Alors oui, le tableau est sombre. Mais l’esprit de résistance n’est pas mort. Pendant que l’Union Européenne, via Frontex, prévoit de dépenser 1,6 milliards d’euros par an pour ériger des murs autour de notre continent, des associations, des citoyens se battent tous les jours pour un accueil digne. Quand le gouvernement, cherchant clairement à éradiquer l’immigration estudiantine, multiplie par 10 les frais d’inscriptions des étudiants étrangers, beaucoup de présidents d’université refusent purement et simplement d’appliquer cette décision. Quand Christophe Castaner insulte les ONG de secours, celles-ci décident d’en faire plus encore. Quand la police harcèle les citoyens de la Roya ou de Calais qui viennent en aide aux migrants, aucun d’entre eux ne renonce. Quand l’État méprise les travailleurs sans-papiers d’Alfortville, des voisins leur viennent spontanément en aide.
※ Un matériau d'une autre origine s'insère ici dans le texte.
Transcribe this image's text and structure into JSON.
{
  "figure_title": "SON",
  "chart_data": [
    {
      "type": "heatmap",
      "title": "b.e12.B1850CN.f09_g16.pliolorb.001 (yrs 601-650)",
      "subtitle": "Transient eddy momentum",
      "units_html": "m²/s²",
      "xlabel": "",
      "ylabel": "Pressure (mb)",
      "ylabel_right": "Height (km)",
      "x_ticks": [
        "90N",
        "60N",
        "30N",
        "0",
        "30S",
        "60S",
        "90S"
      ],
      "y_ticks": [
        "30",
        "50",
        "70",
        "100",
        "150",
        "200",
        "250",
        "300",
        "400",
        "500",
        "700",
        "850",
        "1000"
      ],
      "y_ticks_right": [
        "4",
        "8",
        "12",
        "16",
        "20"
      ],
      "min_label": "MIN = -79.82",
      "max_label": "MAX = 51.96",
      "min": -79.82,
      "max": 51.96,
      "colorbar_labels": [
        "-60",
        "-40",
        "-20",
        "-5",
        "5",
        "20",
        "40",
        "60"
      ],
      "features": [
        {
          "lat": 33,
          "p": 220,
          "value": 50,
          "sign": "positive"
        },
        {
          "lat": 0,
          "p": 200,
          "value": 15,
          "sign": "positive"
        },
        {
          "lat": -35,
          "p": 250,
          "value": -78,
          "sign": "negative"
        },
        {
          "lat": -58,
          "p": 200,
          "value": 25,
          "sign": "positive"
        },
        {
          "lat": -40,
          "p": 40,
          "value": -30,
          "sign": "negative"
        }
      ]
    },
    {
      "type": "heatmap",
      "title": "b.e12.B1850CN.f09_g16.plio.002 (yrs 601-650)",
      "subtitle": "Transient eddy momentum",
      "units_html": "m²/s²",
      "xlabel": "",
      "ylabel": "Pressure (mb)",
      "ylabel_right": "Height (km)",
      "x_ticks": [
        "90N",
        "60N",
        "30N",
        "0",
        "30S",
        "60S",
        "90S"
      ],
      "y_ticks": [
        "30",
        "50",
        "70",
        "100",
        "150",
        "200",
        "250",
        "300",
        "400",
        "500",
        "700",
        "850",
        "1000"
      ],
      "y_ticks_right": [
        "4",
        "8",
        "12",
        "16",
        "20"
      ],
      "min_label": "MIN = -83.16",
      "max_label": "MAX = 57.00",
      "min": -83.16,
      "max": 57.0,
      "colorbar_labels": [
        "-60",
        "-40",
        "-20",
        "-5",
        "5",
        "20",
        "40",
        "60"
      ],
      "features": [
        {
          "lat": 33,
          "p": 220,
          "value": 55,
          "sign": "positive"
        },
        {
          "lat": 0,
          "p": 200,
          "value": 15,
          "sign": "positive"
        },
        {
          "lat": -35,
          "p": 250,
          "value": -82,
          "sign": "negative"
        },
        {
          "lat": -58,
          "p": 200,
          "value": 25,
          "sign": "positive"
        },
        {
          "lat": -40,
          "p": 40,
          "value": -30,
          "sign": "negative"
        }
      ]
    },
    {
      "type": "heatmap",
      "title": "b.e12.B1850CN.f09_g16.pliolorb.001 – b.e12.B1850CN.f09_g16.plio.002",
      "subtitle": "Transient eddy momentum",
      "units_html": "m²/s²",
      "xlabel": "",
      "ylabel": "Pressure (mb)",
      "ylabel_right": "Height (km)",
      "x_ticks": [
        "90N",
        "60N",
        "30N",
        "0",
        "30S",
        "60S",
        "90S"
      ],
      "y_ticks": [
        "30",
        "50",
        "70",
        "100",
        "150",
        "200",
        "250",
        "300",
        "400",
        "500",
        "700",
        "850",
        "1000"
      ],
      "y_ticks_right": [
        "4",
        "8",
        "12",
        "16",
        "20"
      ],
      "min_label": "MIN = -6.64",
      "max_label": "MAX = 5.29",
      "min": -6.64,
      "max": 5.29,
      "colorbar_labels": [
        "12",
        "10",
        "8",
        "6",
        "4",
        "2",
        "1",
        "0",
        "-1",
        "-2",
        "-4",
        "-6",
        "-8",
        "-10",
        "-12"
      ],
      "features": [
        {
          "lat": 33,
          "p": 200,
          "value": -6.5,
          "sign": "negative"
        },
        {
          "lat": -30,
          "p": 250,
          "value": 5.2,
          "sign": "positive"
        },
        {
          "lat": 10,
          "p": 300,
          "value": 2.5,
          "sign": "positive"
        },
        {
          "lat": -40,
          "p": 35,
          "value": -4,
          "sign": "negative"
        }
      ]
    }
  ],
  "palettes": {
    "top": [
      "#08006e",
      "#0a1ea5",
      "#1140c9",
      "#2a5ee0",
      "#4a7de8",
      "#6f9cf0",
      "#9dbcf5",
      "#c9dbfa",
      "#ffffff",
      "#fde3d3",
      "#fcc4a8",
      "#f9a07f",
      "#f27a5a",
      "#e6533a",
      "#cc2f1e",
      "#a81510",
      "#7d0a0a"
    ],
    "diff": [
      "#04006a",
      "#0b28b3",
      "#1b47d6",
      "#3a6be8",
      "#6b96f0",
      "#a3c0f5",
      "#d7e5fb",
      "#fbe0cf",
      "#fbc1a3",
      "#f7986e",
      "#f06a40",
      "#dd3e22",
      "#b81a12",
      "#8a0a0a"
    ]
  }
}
Aucune politique anti-migrants ne viendra freiner l’esprit de fraternité qui règne aussi dans ce pays, ne l’oublions pas. Et les prochaines élections municipales devront, dans chaque ville, être l’occasion de mettre en pratique localement la résistance à la politique injuste et raciste du gouvernement Macron. J’en appelle à tous les maires.